Gyula Madarász (3 May 1858 – 29 December 1931), also known as Julius von Madarász, was a Hungarian ornithologist and nature artist, who worked at the Hungarian National Museum.
Born in Pest, Madarász came from a wealthy family of minor nobility. Because he was financially independent, he could devote his entire life to scientific work. He attended the University of Budapest, first studying medicine, and then zoology. In 1880, he completed a doctoral thesis on the anatomy of birds of the family Paridae.[1]

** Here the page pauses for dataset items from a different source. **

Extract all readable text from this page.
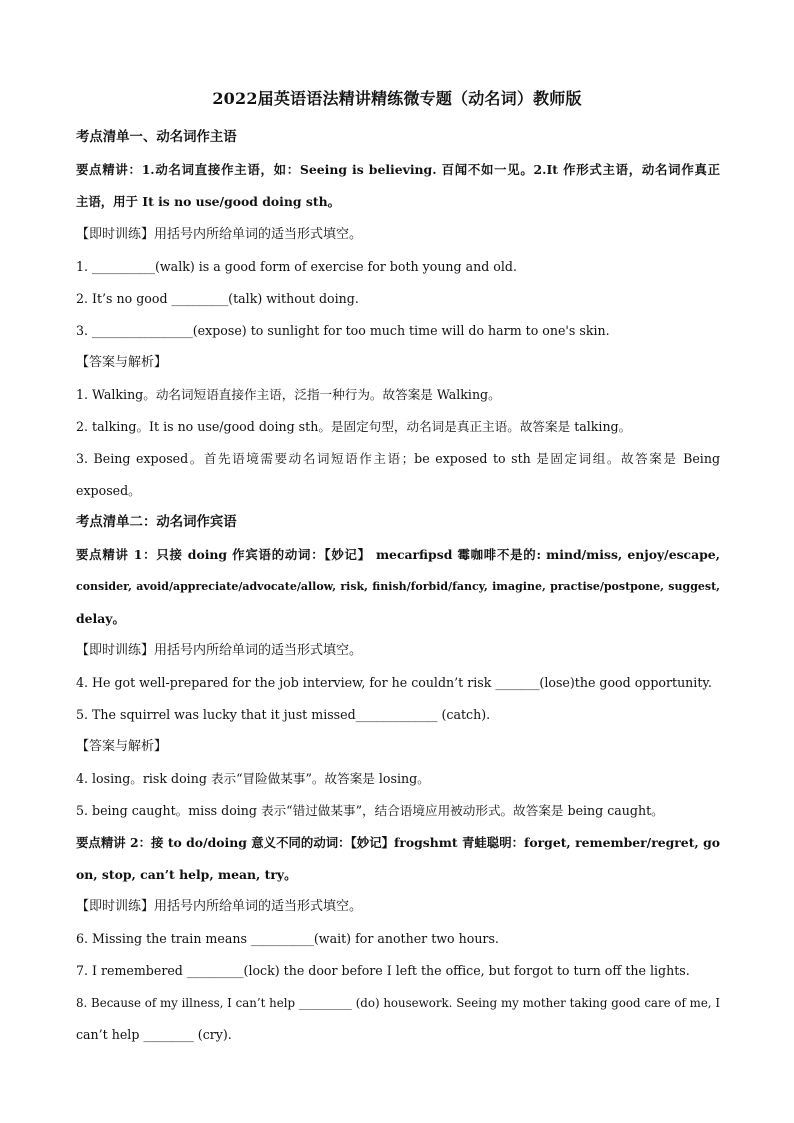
2022届英语语法精讲精练微专题（动名词）教师版
考点清单一、动名词作主语
要点精讲：1.动名词直接作主语，如：Seeing is believing. 百闻不如一见。2.It 作形式主语，动名词作真正
主语，用于 It is no use/good doing sth。
【即时训练】用括号内所给单词的适当形式填空。
1. __________(walk) is a good form of exercise for both young and old.
2. It’s no good _________(talk) without doing.
3. ________________(expose) to sunlight for too much time will do harm to one's skin.
【答案与解析】
1. Walking。动名词短语直接作主语，泛指一种行为。故答案是 Walking。
2. talking。It is no use/good doing sth。是固定句型，动名词是真正主语。故答案是 talking。
3. Being exposed。首先语境需要动名词短语作主语；be exposed to sth 是固定词组。故答案是 Being
exposed。
考点清单二：动名词作宾语
要点精讲 1：只接 doing 作宾语的动词：【妙记】 mecarfipsd 霉咖啡不是的: mind/miss, enjoy/escape,
consider, avoid/appreciate/advocate/allow, risk, finish/forbid/fancy, imagine, practise/postpone, suggest,
delay。
【即时训练】用括号内所给单词的适当形式填空。
4. He got well-prepared for the job interview, for he couldn’t risk _______(lose)the good opportunity.
5. The squirrel was lucky that it just missed_____________ (catch).
【答案与解析】
4. losing。risk doing 表示“冒险做某事”。故答案是 losing。
5. being caught。miss doing 表示“错过做某事”，结合语境应用被动形式。故答案是 being caught。
要点精讲 2：接 to do/doing 意义不同的动词：【妙记】frogshmt 青蛙聪明：forget, remember/regret, go
on, stop, can’t help, mean, try。
【即时训练】用括号内所给单词的适当形式填空。
6. Missing the train means __________(wait) for another two hours.
7. I remembered _________(lock) the door before I left the office, but forgot to turn off the lights.
8. Because of my illness, I can’t help _________ (do) housework. Seeing my mother taking good care of me, I
can’t help ________ (cry).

Starting in 1879, Madarász was an employee of the Hungarian National Museum. He worked there until his retirement in 1915, ultimately serving as the director of the ornithology department. During his tenure, he vastly increased the size of the collection through his own efforts and through purchases. Madarász travelled to every part of Hungary over the course of his career, and authored a number of authoritative works on the birds of central Europe.[1] At Lake Fertő, he regularly observed avian migrations. In 1881, he created a checklist of the birds of Hungary. In 1884, he founded the German-language ornithological journal Zeitschrift für die gesamte Ornithologie, which he published and edited for five years, as well as contributing to the wealth of illustrations that it contained. From 1894 to 1893, he published Magyarország Madarai, a comprehensive and well-illustrated encyclopedia of Hungarian birds, that remained an important reference for decades.[1]

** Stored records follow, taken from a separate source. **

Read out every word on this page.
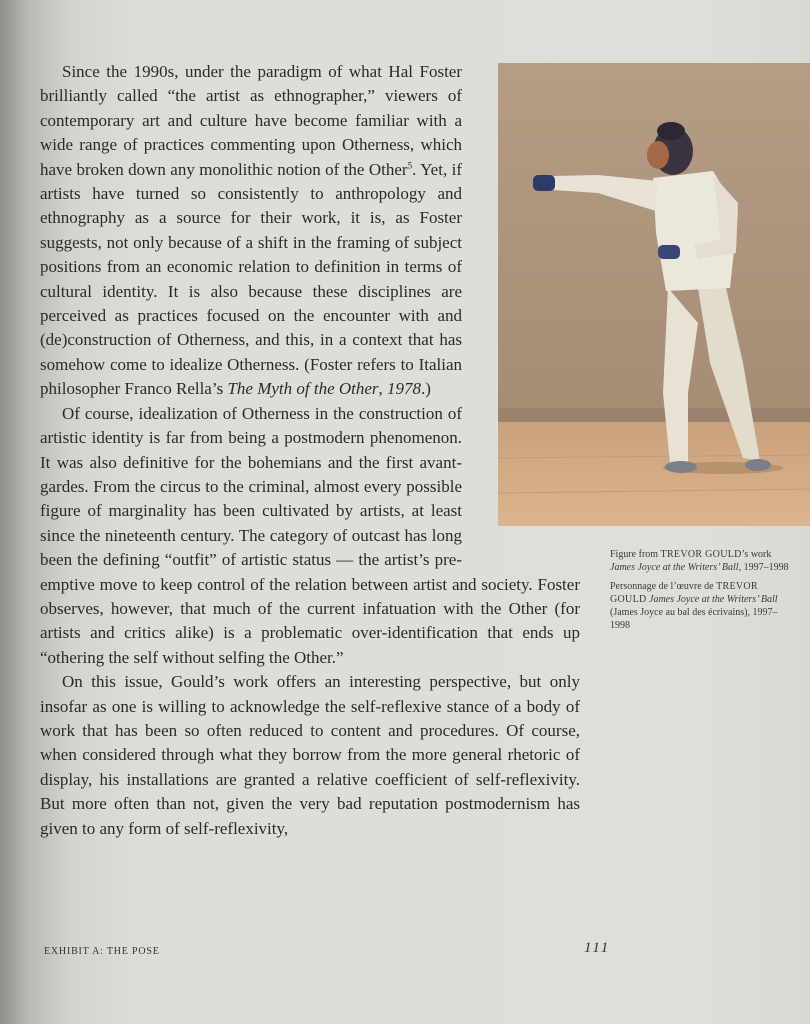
Since the 1990s, under the paradigm of what Hal Foster brilliantly called “the artist as ethnographer,” viewers of contemporary art and culture have become familiar with a wide range of practices commenting upon Otherness, which have broken down any monolithic notion of the Other$^5$. Yet, if artists have turned so consistently to anthropology and ethnography as a source for their work, it is, as Foster suggests, not only because of a shift in the framing of subject positions from an economic relation to definition in terms of cultural identity. It is also because these disciplines are perceived as practices focused on the encounter with and (de)construction of Otherness, and this, in a context that has somehow come to idealize Otherness. (Foster refers to Italian philosopher Franco Rella’s The Myth of the Other, 1978.)

Of course, idealization of Otherness in the construction of artistic identity is far from being a postmodern phenomenon. It was also definitive for the bohemians and the first avant-gardes. From the circus to the criminal, almost every possible figure of marginality has been cultivated by artists, at least since the nineteenth century. The category of outcast has long been the defining “outfit” of artistic status — the artist’s pre-emptive move to keep control of the relation between artist and society. Foster observes, however, that much of the current infatuation with the Other (for artists and critics alike) is a problematic over-identification that ends up “othering the self without selfing the Other.”

On this issue, Gould’s work offers an interesting perspective, but only insofar as one is willing to acknowledge the self-reflexive stance of a body of work that has been so often reduced to content and procedures. Of course, when considered through what they borrow from the more general rhetoric of display, his installations are granted a relative coefficient of self-reflexivity. But more often than not, given the very bad reputation postmodernism has given to any form of self-reflexivity,

Figure from TREVOR GOULD’s work James Joyce at the Writers’ Ball, 1997–1998

Personnage de l’œuvre de TREVOR GOULD James Joyce at the Writers’ Ball (James Joyce au bal des écrivains), 1997–1998

EXHIBIT A: THE POSE	111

Madarász also undertook collecting trips and expeditions around western Europe, Asia, Africa, and South America, making him one of the first Hungarian ornithologists to extend his studies beyond the local avifauna. On an 1895–96 expedition to Ceylon, he collected specimens of at least 125 species. In 1911–12, he travelled through Sudan to the Blue Nile, but he had to cut the trip short when he came down with malaria. He published a monograph entitled The Birds of Cyprus in 1904, and wrote several publications cataloging the birds collected by an expedition led by Sámuel Fenichel and Lajos Bíró in New Guinea. He described several species collected by him and by other ornithologists, among these species the green-breasted pitta and Szechenyi's monal-partridge. In total, he published over 150 ornithological works.[1] Madarász was a Foreign Member of the British Ornithologists' Union and a Corresponding Fellow of the American Ornithologists' Union.[1]

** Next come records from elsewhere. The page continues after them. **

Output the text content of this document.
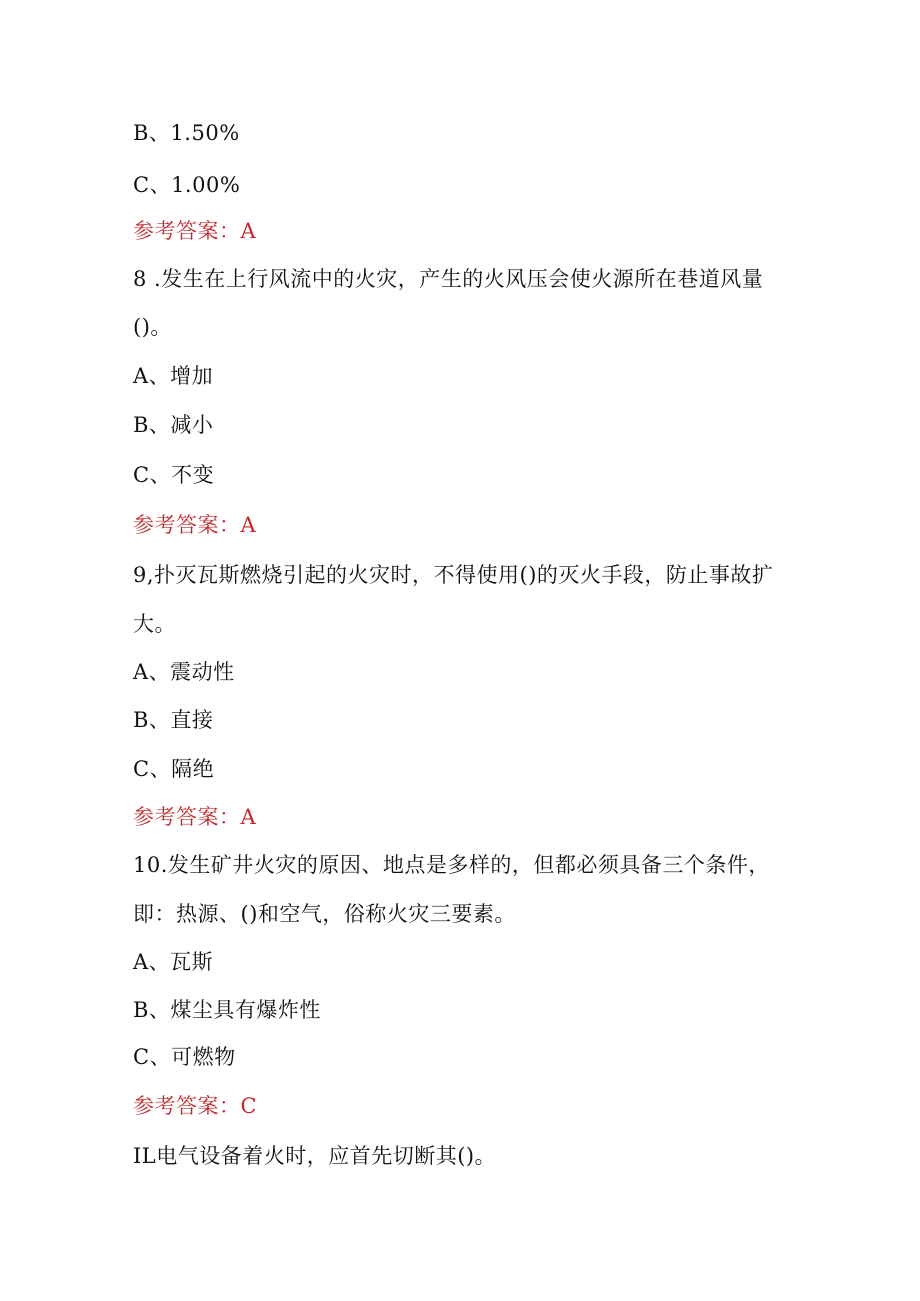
B、1.50%
C、1.00%
参考答案：A
8 .发生在上行风流中的火灾，产生的火风压会使火源所在巷道风量
()。
A、增加
B、减小
C、不变
参考答案：A
9,扑灭瓦斯燃烧引起的火灾时，不得使用()的灭火手段，防止事故扩
大。
A、震动性
B、直接
C、隔绝
参考答案：A
10.发生矿井火灾的原因、地点是多样的，但都必须具备三个条件，
即：热源、()和空气，俗称火灾三要素。
A、瓦斯
B、煤尘具有爆炸性
C、可燃物
参考答案：C
IL电气设备着火时，应首先切断其()。
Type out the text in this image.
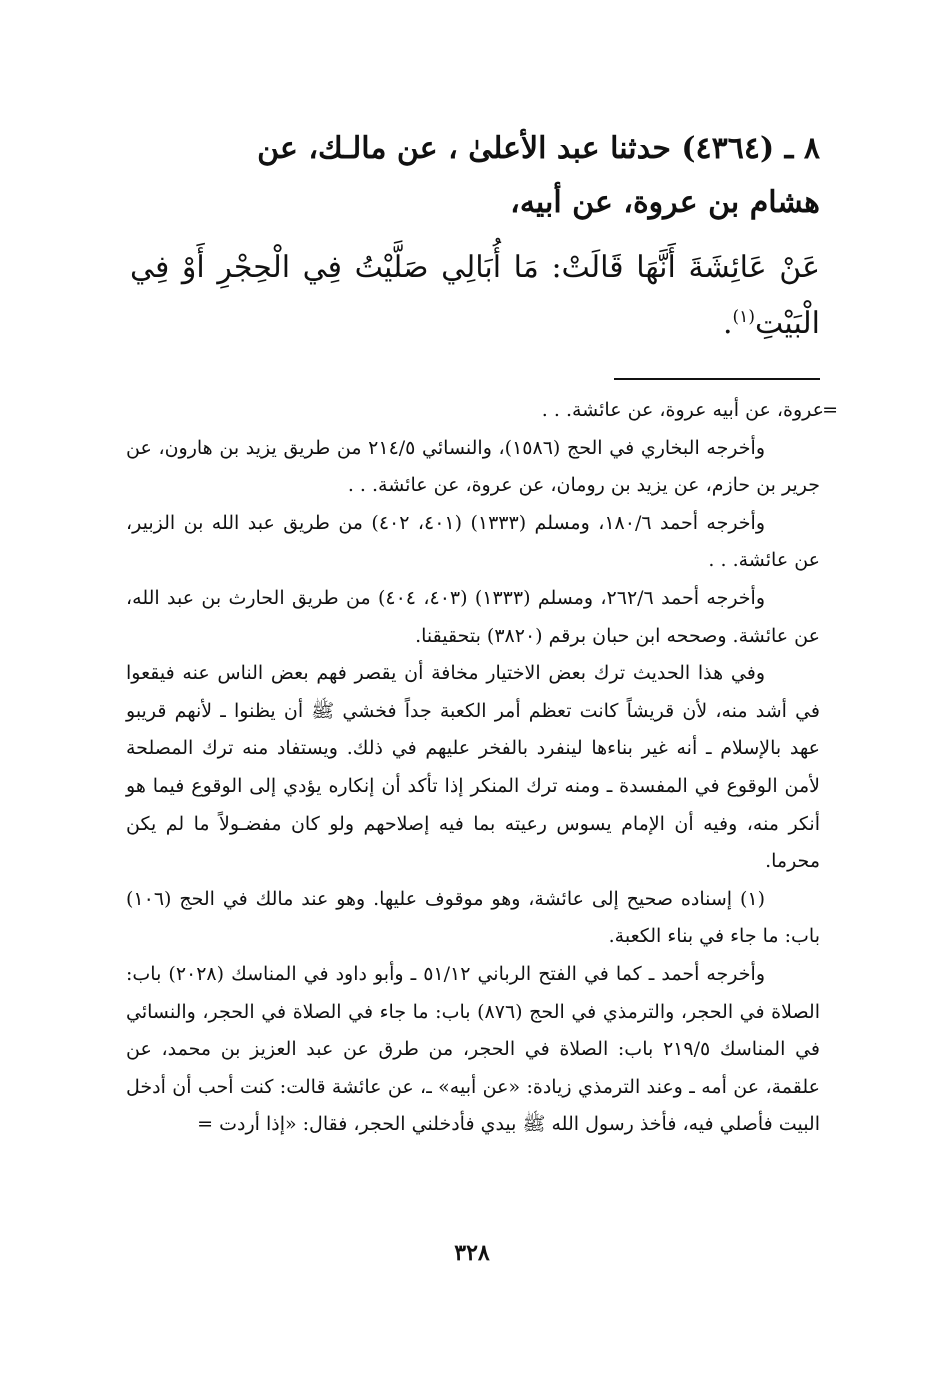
٨ ـ (٤٣٦٤) حدثنا عبد الأعلىٰ ، عن مالـك، عن

هشام بن عروة، عن أبيه،

عَنْ عَائِشَةَ أَنَّهَا قَالَتْ: مَا أُبَالِي صَلَّيْتُ فِي الْحِجْرِ أَوْ فِي الْبَيْتِ$^{(١)}$.

=عروة، عن أبيه عروة، عن عائشة. . .

وأخرجه البخاري في الحج (١٥٨٦)، والنسائي ٢١٤/٥ من طريق يزيد بن هارون، عن جرير بن حازم، عن يزيد بن رومان، عن عروة، عن عائشة. . .

وأخرجه أحمد ١٨٠/٦، ومسلم (١٣٣٣) (٤٠١، ٤٠٢) من طريق عبد الله بن الزبير، عن عائشة. . .

وأخرجه أحمد ٢٦٢/٦، ومسلم (١٣٣٣) (٤٠٣، ٤٠٤) من طريق الحارث بن عبد الله، عن عائشة. وصححه ابن حبان برقم (٣٨٢٠) بتحقيقنا.

وفي هذا الحديث ترك بعض الاختيار مخافة أن يقصر فهم بعض الناس عنه فيقعوا في أشد منه، لأن قريشاً كانت تعظم أمر الكعبة جداً فخشي ﷺ أن يظنوا ـ لأنهم قريبو عهد بالإسلام ـ أنه غير بناءها لينفرد بالفخر عليهم في ذلك. ويستفاد منه ترك المصلحة لأمن الوقوع في المفسدة ـ ومنه ترك المنكر إذا تأكد أن إنكاره يؤدي إلى الوقوع فيما هو أنكر منه، وفيه أن الإمام يسوس رعيته بما فيه إصلاحهم ولو كان مفضـولاً ما لم يكن محرما.

(١) إسناده صحيح إلى عائشة، وهو موقوف عليها. وهو عند مالك في الحج (١٠٦) باب: ما جاء في بناء الكعبة.

وأخرجه أحمد ـ كما في الفتح الرباني ٥١/١٢ ـ وأبو داود في المناسك (٢٠٢٨) باب: الصلاة في الحجر، والترمذي في الحج (٨٧٦) باب: ما جاء في الصلاة في الحجر، والنسائي في المناسك ٢١٩/٥ باب: الصلاة في الحجر، من طرق عن عبد العزيز بن محمد، عن علقمة، عن أمه ـ وعند الترمذي زيادة: «عن أبيه» ـ، عن عائشة قالت: كنت أحب أن أدخل البيت فأصلي فيه، فأخذ رسول الله ﷺ بيدي فأدخلني الحجر، فقال: «إذا أردت =

٣٢٨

A species of bird, Madarasz's tiger parrot (Psittacella madaraszi), was named after Gyula Madarász by Adolf Bernhard Meyer in 1886.[2]
Madarász was tutored in painting by Antal Ligeti, who also worked at the Hungarian National Museum. Madarász's landscape paintings and paintings of animals were exhibited in the National Salon and National Art Gallery in Budapest,[3] and he also mostly illustrated his ornithological articles and books himself.